Recorridos un par de
kilómetros llegué a un par de casas.
Soy un
cura que hace el camino de Movera, Torre a Torre. ¿Dónde estoy?, pregunté a un
hombre soltero que salía de casa.
“Está
en la Torre de San Lázaro”, me contestó.
Un caserón
enorme, con un curioso reloj de sol en la fachada, se levanta al final de la
calle.
Fue un antiguo
convento. Usque ad occasum, se lee en el enigmático reloj.
El hombre
soltero me indicó el camino que lleva a la Torre Villarroya, las dos Torres, la
blanca señorial y clásica y la de piedra, mansión elegante y moderna. Fueron sus
dueños militares de alta graduación con muchos criados y muchas tierras. Hoy
abandonadas y desconectadas de la civilización más elemental y la más
sofisticada esperan, aburridas y perfumadas por el olor de la Alfalfa, que
alguien, con vocación de eremita y bolsillos profundos, las quiera resucitar.
Otra
tarde, en mi camino teológico, divisé unas casitas en la lejanía y decidí
visitarlas. Una senda estrecha me acercó hasta dos casas pintadas de un azul
profundo y encerradas en un pequeño patio sin salidas. No vi a nadie, pero al
deshacer el camino llegaba un joven que volvía del trabajo, bajó la ventanilla
del coche y le pregunté: ¿Amigo,dónde estoy? Está en la Torre del Casetón. Vivo
en la casa de mis abuelos y los campos de Alfalfa los tenemos arrendados. A
propósito, mosén, nosotros no visitamos la Torre de la Plaza Mayor nº 9.
La
Torre del Casetón tiene su morbo. Cada vez que la menciono a mis contertulios
del Bar Isabel sale a relucir el señor de la Torre Bescós. Lugar de sus primeras
citas amorosas.
La
Torre Bescós, en la Avenida de Movera, ofrece a la vista del caminante un
espectáculo anacrónico. Los ojos cansados de contemplar los campos de Alfalfa
mecidos suavemente por el viento, ahora, miran y miran y se preguntan, ¿es
verdad lo que veo? Un avión PHantom del ejército del aire, a punto de despegar,
asoma por encima de la pared del jardín. Me acerco a la puerta y un tanque de
verdad me declara la guerra. En el mástil cuatro banderas: España, Aragón,
Europa y la Bandera de Estados Unidos. ¿Cuántas secretos guarda la Torre Bescós?
Alejandro,
amigo de generales, no hizo las Américas, sí hizo las Áfricas, Gabón y Guinea
Ecuatorial fueron su territorio y maderas y marfiles su fortuna. Los habitantes
de Movera cuchichean todo tipo de historias sobre este personaje singular.
Hoy el marfil es una
maldición, mejor no enseñarlo ni hacer ostentación de riquezas africanas.

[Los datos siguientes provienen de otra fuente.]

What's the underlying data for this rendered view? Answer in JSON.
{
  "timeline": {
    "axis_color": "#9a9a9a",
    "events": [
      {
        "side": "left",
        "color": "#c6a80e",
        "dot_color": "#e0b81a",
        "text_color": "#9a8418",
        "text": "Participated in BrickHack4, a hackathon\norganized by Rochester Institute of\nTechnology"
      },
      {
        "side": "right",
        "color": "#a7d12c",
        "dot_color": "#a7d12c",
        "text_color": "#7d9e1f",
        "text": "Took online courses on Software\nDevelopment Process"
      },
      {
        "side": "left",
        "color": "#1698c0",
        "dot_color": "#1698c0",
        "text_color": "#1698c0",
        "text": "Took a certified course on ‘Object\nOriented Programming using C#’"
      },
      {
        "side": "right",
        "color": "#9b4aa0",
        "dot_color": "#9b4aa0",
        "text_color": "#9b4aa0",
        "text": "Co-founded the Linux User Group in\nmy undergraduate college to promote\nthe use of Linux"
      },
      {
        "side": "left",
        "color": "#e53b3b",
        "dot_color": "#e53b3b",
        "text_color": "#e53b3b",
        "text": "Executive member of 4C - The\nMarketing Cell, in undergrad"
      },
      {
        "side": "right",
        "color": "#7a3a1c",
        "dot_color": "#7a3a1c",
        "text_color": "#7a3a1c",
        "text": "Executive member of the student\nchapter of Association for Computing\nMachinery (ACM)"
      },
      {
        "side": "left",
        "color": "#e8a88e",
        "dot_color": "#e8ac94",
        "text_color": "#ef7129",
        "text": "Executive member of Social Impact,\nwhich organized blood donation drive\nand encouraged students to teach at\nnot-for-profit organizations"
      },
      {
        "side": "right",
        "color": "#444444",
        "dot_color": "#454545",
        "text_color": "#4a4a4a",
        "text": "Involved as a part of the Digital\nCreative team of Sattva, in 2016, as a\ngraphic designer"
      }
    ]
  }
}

No hay que juzgar un libro
por sus tapas. Me sentí decepcionado cuando Javier me dijo que la Torrevirreina,
hoy granja escuela de la Cai y dirigida por Ozanam, tenía solo unos veinte años.

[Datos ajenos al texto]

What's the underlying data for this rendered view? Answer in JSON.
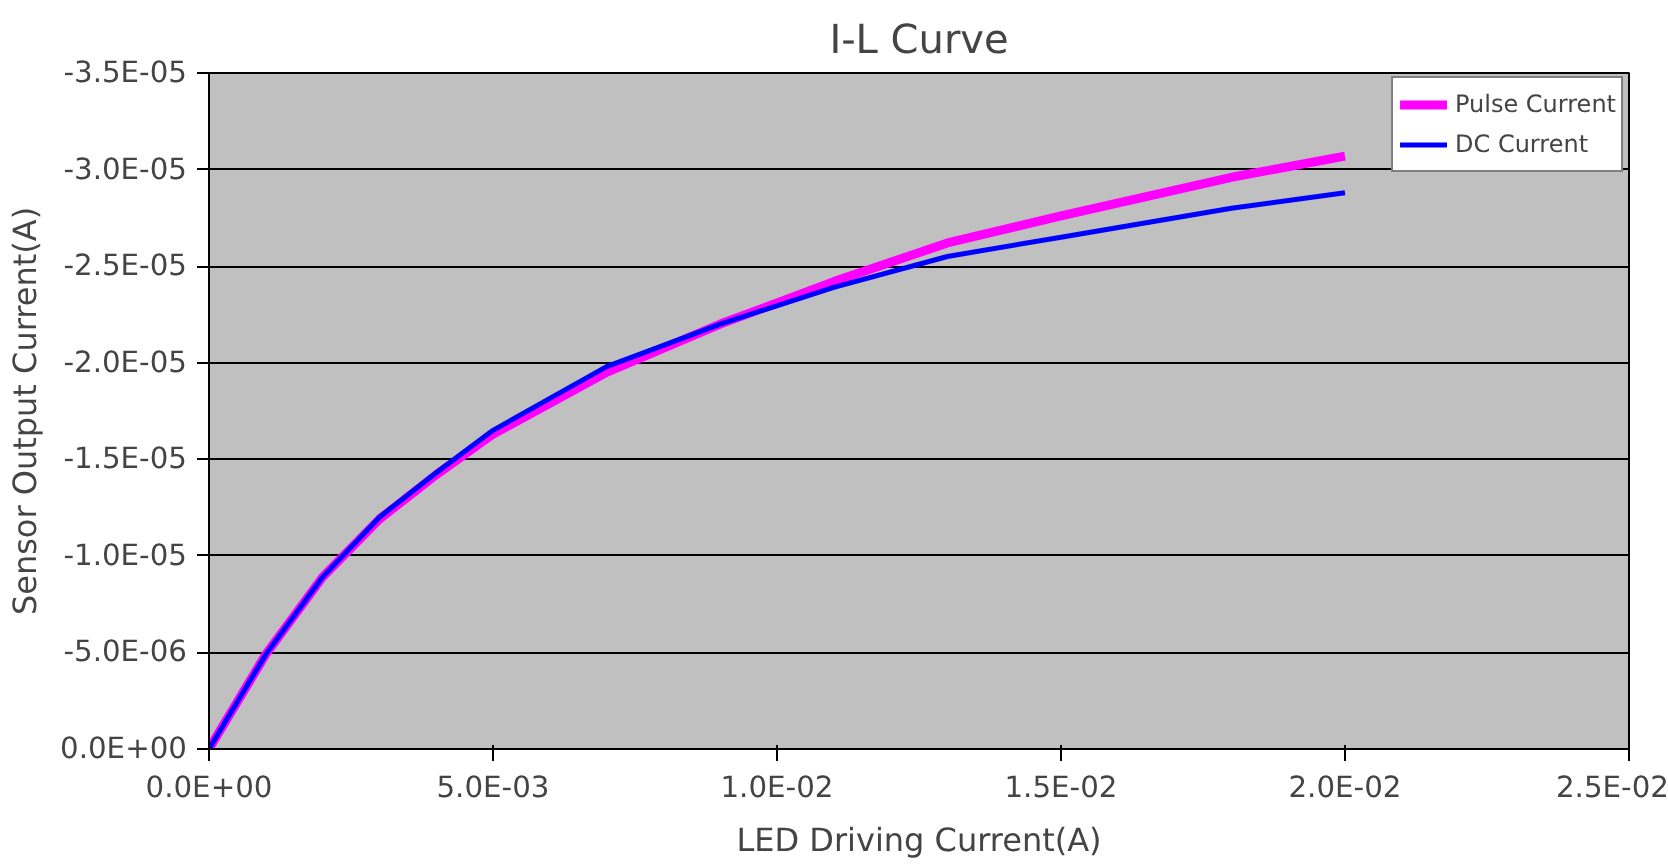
{
  "chart_data": {
    "type": "line",
    "title": "I-L Curve",
    "xlabel": "LED Driving Current(A)",
    "ylabel": "Sensor Output Current(A)",
    "x": [
      0,
      0.001,
      0.002,
      0.003,
      0.004,
      0.005,
      0.007,
      0.009,
      0.011,
      0.013,
      0.015,
      0.018,
      0.02
    ],
    "series": [
      {
        "name": "Pulse Current",
        "color": "#ff00ff",
        "values": [
          0,
          -4.9e-06,
          -8.9e-06,
          -1.19e-05,
          -1.42e-05,
          -1.63e-05,
          -1.95e-05,
          -2.2e-05,
          -2.42e-05,
          -2.62e-05,
          -2.76e-05,
          -2.96e-05,
          -3.07e-05
        ]
      },
      {
        "name": "DC Current",
        "color": "#0000ff",
        "values": [
          0,
          -4.9e-06,
          -8.9e-06,
          -1.2e-05,
          -1.43e-05,
          -1.65e-05,
          -1.98e-05,
          -2.2e-05,
          -2.39e-05,
          -2.55e-05,
          -2.65e-05,
          -2.8e-05,
          -2.88e-05
        ]
      }
    ],
    "xlim": [
      0,
      0.025
    ],
    "xticks": [
      {
        "value": 0,
        "label": "0.0E+00"
      },
      {
        "value": 0.005,
        "label": "5.0E-03"
      },
      {
        "value": 0.01,
        "label": "1.0E-02"
      },
      {
        "value": 0.015,
        "label": "1.5E-02"
      },
      {
        "value": 0.02,
        "label": "2.0E-02"
      },
      {
        "value": 0.025,
        "label": "2.5E-02"
      }
    ],
    "ylim": [
      0,
      -3.5e-05
    ],
    "yticks": [
      {
        "value": 0,
        "label": "0.0E+00"
      },
      {
        "value": -5e-06,
        "label": "-5.0E-06"
      },
      {
        "value": -1e-05,
        "label": "-1.0E-05"
      },
      {
        "value": -1.5e-05,
        "label": "-1.5E-05"
      },
      {
        "value": -2e-05,
        "label": "-2.0E-05"
      },
      {
        "value": -2.5e-05,
        "label": "-2.5E-05"
      },
      {
        "value": -3e-05,
        "label": "-3.0E-05"
      },
      {
        "value": -3.5e-05,
        "label": "-3.5E-05"
      }
    ],
    "grid": "y",
    "legend": "top right",
    "marker": "none",
    "line_style": "solid"
  }
}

Su cúpula de cebolla, estilo iglesia ortodoxa, me parecía una reliquia del
pasado y resulta ser de hoy. Pronto visitaré a Leo, el conserje, y la miraré con
nuevos ojos.
La
Torre de la Plaza Mayor nº 9, mi residencia, lo mejor que tiene es la ubicación.

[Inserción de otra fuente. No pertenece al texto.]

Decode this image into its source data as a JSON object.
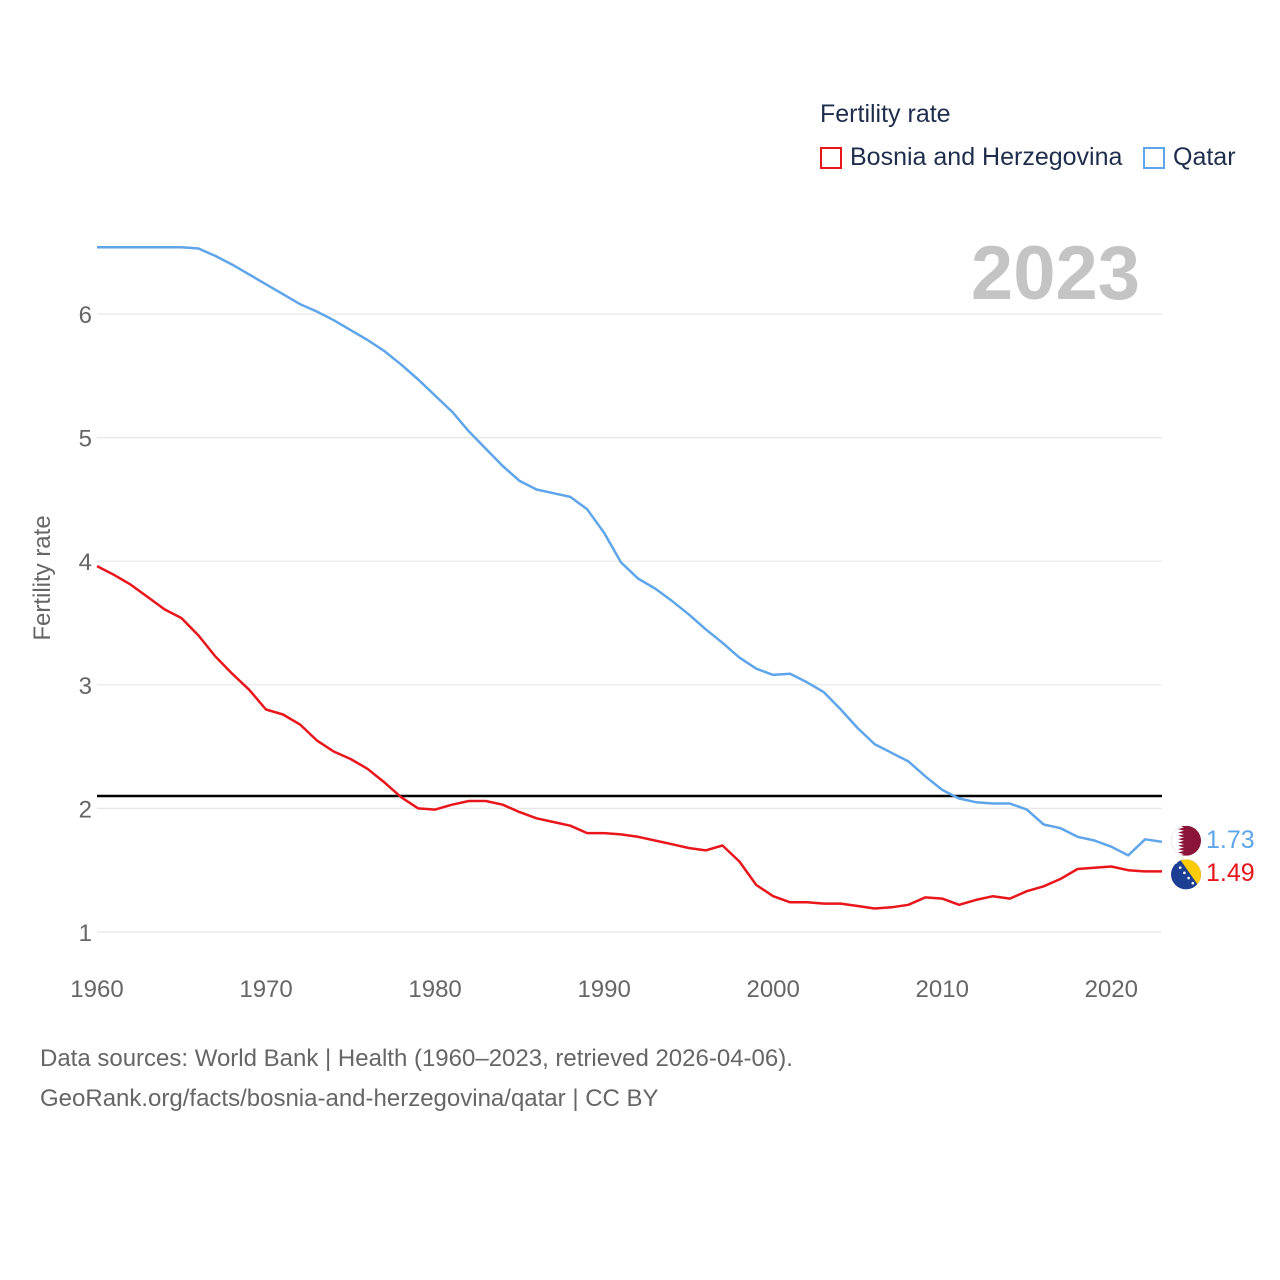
{
  "legend": {
    "title": "Fertility rate",
    "items": [
      {
        "name": "Bosnia and Herzegovina",
        "color": "#e8161b"
      },
      {
        "name": "Qatar",
        "color": "#5fa5ea"
      }
    ]
  },
  "year_label": "2023",
  "y_axis_title": "Fertility rate",
  "sources": {
    "line1": "Data sources: World Bank | Health (1960–2023, retrieved 2026-04-06).",
    "line2": "GeoRank.org/facts/bosnia-and-herzegovina/qatar | CC BY"
  },
  "end_labels": {
    "qatar": "1.73",
    "bosnia": "1.49"
  },
  "icons": {
    "qatar_flag": "qatar-flag-icon",
    "bosnia_flag": "bosnia-flag-icon"
  },
  "chart_data": {
    "type": "line",
    "title": "Fertility rate",
    "xlabel": "",
    "ylabel": "Fertility rate",
    "xlim": [
      1960,
      2023
    ],
    "ylim": [
      1,
      6.7
    ],
    "x_ticks": [
      1960,
      1970,
      1980,
      1990,
      2000,
      2010,
      2020
    ],
    "y_ticks": [
      1,
      2,
      3,
      4,
      5,
      6
    ],
    "grid": true,
    "reference_line": {
      "y": 2.1,
      "color": "#000000"
    },
    "x": [
      1960,
      1961,
      1962,
      1963,
      1964,
      1965,
      1966,
      1967,
      1968,
      1969,
      1970,
      1971,
      1972,
      1973,
      1974,
      1975,
      1976,
      1977,
      1978,
      1979,
      1980,
      1981,
      1982,
      1983,
      1984,
      1985,
      1986,
      1987,
      1988,
      1989,
      1990,
      1991,
      1992,
      1993,
      1994,
      1995,
      1996,
      1997,
      1998,
      1999,
      2000,
      2001,
      2002,
      2003,
      2004,
      2005,
      2006,
      2007,
      2008,
      2009,
      2010,
      2011,
      2012,
      2013,
      2014,
      2015,
      2016,
      2017,
      2018,
      2019,
      2020,
      2021,
      2022,
      2023
    ],
    "series": [
      {
        "name": "Bosnia and Herzegovina",
        "color": "#e8161b",
        "values": [
          3.96,
          3.89,
          3.81,
          3.71,
          3.61,
          3.54,
          3.4,
          3.23,
          3.09,
          2.96,
          2.8,
          2.76,
          2.68,
          2.55,
          2.46,
          2.4,
          2.32,
          2.21,
          2.09,
          2.0,
          1.99,
          2.03,
          2.06,
          2.06,
          2.03,
          1.97,
          1.92,
          1.89,
          1.86,
          1.8,
          1.8,
          1.79,
          1.77,
          1.74,
          1.71,
          1.68,
          1.66,
          1.7,
          1.57,
          1.38,
          1.29,
          1.24,
          1.24,
          1.23,
          1.23,
          1.21,
          1.19,
          1.2,
          1.22,
          1.28,
          1.27,
          1.22,
          1.26,
          1.29,
          1.27,
          1.33,
          1.37,
          1.43,
          1.51,
          1.52,
          1.53,
          1.5,
          1.49,
          1.49
        ]
      },
      {
        "name": "Qatar",
        "color": "#5fa5ea",
        "values": [
          6.54,
          6.54,
          6.54,
          6.54,
          6.54,
          6.54,
          6.53,
          6.47,
          6.4,
          6.32,
          6.24,
          6.16,
          6.08,
          6.02,
          5.95,
          5.87,
          5.79,
          5.7,
          5.59,
          5.47,
          5.34,
          5.21,
          5.05,
          4.91,
          4.77,
          4.65,
          4.58,
          4.55,
          4.52,
          4.42,
          4.23,
          3.99,
          3.86,
          3.78,
          3.68,
          3.57,
          3.45,
          3.34,
          3.22,
          3.13,
          3.08,
          3.09,
          3.02,
          2.94,
          2.8,
          2.65,
          2.52,
          2.45,
          2.38,
          2.26,
          2.15,
          2.08,
          2.05,
          2.04,
          2.04,
          1.99,
          1.87,
          1.84,
          1.77,
          1.74,
          1.69,
          1.62,
          1.75,
          1.73
        ]
      }
    ]
  }
}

Es tan sencilla por fuera y por dentro que los ojos no tienen donde posarse. No
está en ruinas ni abandonada ni en venta, es simplemente nueva y pasa
desapercibida. Los cuatro bares de la Plaza Mayor tienen más clientela y generan
más platita que la Torre, La Iglesia.
La misa
de las 7 de la tarde es la misa de Joaquina, única feligresa fija si el tiempo y
las fuerzas se lo permiten. Vienen, a veces, dos monjitas más por obligación, la
letra de la Regla mata, que por devoción.
Pastriz
además de tener aire de pueblo lo es y tiene identidad de pueblo.
Pastriz
es más señorial, no tiene Torres, pero tiene el Palacio del barón de Guía Real
y, a dos kilómetros, tiene el Palacio de la Alfranca. Mi Pastriz tiene jardines
e historia.
La
terapia del camino, obligación y devoción, es manantial de olores y sabores,
surtidor de excitaciones estéticas y placenteras.